合同会社とは2006年に施行された法律で誕生した新しい会社組織です。従来設立可能であった有限会社がこの法改正と同時に廃止になるのに代わる形で生まれた新しい会社組織の形で、個人事業主や家族経営のような小さな会社組織が法人化する場合に向いているという特徴があります。
この合同会社を設立するためには所定の書類を揃えて所轄の法務局に届け出る必要があります。法務局に届け出て受理されることで登記されることになるのですが、その手続きを以って会社を設立したということが出来るようになります。これが会社設立のために行う大枠です。法務局に届け出る書類には会社の事業目的と組織を明記した定款と、事業資金を払い込んだ銀行口座の写し、そして印鑑証明等があります。これらは合同会社でも株式会社でも基本的には同じものです。
この内、定款は自分で作っても良いですが業者に依頼して作ってもらうことも出来ます。合同会社の場合はシンプルな内容であるためテンプレートがインターネット上で自由に手に入れることも出来ます。その様な背景から自分で簡単に作ることが出来るのですが、個人事業主として法人化する以上のことを考えて合同会社を作るのであればしっかりと専門家に相談して定款を作ることをお勧めします。株式会社と違い合同会社の場合は定款にそうと定めない限りは社員の誰もが共同出資者として同じ権限を持つことになる会社だからです。家族経営であったとしても意思決定者を明確にしておくほうが後々便利であることが多いため、定款をどのようにするのが最も良いのかについては慎重に考えるか、専門家の助言を仰ぐ必要があると言えます。

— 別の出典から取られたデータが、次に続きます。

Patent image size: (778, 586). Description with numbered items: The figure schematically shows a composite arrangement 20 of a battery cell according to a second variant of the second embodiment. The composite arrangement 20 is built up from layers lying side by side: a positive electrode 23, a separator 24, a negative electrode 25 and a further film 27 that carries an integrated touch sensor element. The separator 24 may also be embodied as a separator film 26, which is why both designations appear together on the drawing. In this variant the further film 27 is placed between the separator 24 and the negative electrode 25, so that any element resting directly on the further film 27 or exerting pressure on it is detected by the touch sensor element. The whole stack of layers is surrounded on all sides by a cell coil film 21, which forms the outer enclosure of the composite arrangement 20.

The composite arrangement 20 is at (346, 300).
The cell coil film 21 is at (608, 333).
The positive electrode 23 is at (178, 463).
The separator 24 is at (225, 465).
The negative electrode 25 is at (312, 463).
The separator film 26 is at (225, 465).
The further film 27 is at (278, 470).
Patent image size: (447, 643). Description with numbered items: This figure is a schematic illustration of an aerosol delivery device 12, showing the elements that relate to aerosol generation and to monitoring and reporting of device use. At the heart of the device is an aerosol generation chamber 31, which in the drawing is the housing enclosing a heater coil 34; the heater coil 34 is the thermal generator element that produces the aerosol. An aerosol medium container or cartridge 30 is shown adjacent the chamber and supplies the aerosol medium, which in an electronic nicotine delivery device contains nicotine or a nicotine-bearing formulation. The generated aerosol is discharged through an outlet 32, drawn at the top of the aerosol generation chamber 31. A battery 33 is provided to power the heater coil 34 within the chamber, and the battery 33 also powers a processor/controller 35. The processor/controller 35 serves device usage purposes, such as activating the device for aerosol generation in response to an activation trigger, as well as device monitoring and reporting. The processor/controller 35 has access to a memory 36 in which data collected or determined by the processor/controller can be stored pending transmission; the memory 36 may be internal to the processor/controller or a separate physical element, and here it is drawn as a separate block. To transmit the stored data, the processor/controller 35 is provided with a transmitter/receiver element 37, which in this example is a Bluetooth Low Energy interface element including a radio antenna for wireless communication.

印鑑については株式会社と同じく代表者印と銀行印、そして角印を用意する必要があります。このうち代表者印は印鑑証明用に登録を行い、契約をはじめとした重要手続きに用いる極めて重要なものになります。また銀行印は事業資金である資本金を払い込むのに必要な銀行口座を作るのにも使われます。これらの印鑑はどのような会社でもセットで用いられるためそれなりの印鑑を扱う店舗であれば対応することが出来ます。
合同会社は現在個人で設立することが出来る会社の中では最も安価に設立することが出来ます。定款を電子データで作成すれば定款のための印紙税が必要なくなるため最も安く法人設立することが出来るようになります。勿論面倒を避けるために丸ごと代行してもらうことも出来ますので必要に応じて検討すると良いでしょう。”